Ken,
Your essay, and your clear framing of the NSU and LSU was the intellectual equivalent of getting hit with a Taser. Coming from having spent years building a Schrodinger-based conceptual framework, I went into a kind of mental paralysis after reading your essay.
I've long intuited that least-action must be one of the most fundamental aspects of Nature, with *something* akin to a Wheeler-Feynman absorber mechanism, but there seemed to be little room for this in the Schrodinger frameworks. I did quick reads of every arxiv paper of yours and am still absorbing the contents.
As this is the end-game for this contest, I'm not expecting a reply, but felt it worth tossing out the few things to consider:
1) If you are in need of arguments in support of LSU, the fact that many EPR experiments utilize transparent materials, which from Feynman's QED explanations seem very likely be similar to the laser-cavities you bring up. It has often bugged me that fragile entanglements are not destroyed by all the quantum jumping up and down in a lens or a beam splitter, and yet EPR papers also state that 'any interaction with the environment' destroys entanglement. (My essay is a bit of a disaster, but I was quite clear that passing through a beamsplitter is fundamentally different than a measurement ... LSU might help understand why!)

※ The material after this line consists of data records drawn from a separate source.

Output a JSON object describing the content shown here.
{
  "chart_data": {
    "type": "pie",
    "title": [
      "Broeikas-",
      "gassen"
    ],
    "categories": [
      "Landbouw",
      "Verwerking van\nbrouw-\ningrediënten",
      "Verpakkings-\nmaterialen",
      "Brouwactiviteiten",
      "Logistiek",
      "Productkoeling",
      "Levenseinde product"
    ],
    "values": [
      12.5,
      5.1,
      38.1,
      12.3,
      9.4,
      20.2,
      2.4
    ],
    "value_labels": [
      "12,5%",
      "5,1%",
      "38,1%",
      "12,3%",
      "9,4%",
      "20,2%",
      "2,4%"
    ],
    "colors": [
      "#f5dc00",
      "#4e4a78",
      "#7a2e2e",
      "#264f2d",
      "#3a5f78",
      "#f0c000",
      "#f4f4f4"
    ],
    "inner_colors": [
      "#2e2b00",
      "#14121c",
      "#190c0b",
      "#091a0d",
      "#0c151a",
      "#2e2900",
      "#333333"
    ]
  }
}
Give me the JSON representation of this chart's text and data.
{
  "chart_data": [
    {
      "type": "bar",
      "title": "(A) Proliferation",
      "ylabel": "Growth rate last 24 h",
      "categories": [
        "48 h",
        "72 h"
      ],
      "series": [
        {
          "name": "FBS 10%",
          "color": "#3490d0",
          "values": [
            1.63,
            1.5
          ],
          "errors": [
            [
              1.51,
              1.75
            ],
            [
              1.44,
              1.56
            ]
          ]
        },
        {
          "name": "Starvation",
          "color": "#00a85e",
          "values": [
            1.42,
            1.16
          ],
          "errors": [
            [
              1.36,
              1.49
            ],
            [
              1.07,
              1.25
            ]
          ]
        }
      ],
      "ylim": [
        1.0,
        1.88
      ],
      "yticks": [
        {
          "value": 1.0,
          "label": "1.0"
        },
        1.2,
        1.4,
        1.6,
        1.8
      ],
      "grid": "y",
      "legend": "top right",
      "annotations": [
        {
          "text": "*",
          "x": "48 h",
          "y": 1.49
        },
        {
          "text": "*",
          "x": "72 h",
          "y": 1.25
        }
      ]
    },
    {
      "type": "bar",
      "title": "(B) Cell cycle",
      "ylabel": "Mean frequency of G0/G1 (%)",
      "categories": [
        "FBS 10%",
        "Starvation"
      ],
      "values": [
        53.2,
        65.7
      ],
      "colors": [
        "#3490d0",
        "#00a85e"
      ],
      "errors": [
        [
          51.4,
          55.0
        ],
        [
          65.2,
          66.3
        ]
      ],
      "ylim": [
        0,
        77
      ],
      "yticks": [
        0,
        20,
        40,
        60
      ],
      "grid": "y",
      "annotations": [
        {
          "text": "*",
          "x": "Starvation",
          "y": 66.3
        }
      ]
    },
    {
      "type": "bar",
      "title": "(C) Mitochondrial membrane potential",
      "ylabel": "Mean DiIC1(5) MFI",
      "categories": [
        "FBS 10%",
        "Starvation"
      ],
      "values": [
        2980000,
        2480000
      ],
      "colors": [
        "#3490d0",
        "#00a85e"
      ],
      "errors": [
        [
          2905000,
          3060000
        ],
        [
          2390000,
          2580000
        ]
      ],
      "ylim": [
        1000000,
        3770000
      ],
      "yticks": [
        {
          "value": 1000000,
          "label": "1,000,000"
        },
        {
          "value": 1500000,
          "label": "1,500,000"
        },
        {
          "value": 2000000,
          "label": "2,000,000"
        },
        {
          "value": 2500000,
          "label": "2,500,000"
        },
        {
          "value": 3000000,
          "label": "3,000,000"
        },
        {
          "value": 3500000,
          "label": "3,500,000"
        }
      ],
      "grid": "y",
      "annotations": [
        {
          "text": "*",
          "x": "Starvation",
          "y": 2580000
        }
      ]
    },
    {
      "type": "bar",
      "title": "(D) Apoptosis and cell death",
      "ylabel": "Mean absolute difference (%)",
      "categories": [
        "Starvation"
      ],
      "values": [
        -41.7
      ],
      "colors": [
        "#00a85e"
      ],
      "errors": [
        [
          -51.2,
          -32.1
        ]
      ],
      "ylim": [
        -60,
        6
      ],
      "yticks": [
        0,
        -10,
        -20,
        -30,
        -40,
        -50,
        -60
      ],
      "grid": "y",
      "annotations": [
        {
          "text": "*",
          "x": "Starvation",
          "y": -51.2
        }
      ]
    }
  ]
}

3) If you haven't already, it might be interesting to see how LSU applies to such beasts as Cooper Pairs in superconductors. When proposing new viewpoints, or testing new theories, my motto is Think Crazy, Prove Yourself Wrong. The faster you can break your own model, the faster you learn how to fix it. Since discovering that Cooper Pairs have spatial separation, but correlation, I have found them a good place to test concepts. This will either strengthen the LSU, or cause head scratching!
I'm not completely sold on the LSU, but that could well be because it has been almost a month since I've read your paper, and I'm still feeling the effects of being tasered by the mathematical gymnastics required to internalize the impact.
I look forward to following your research and think your concepts, at the bare minimum, provide a *much* needed new perspective for fostering debate.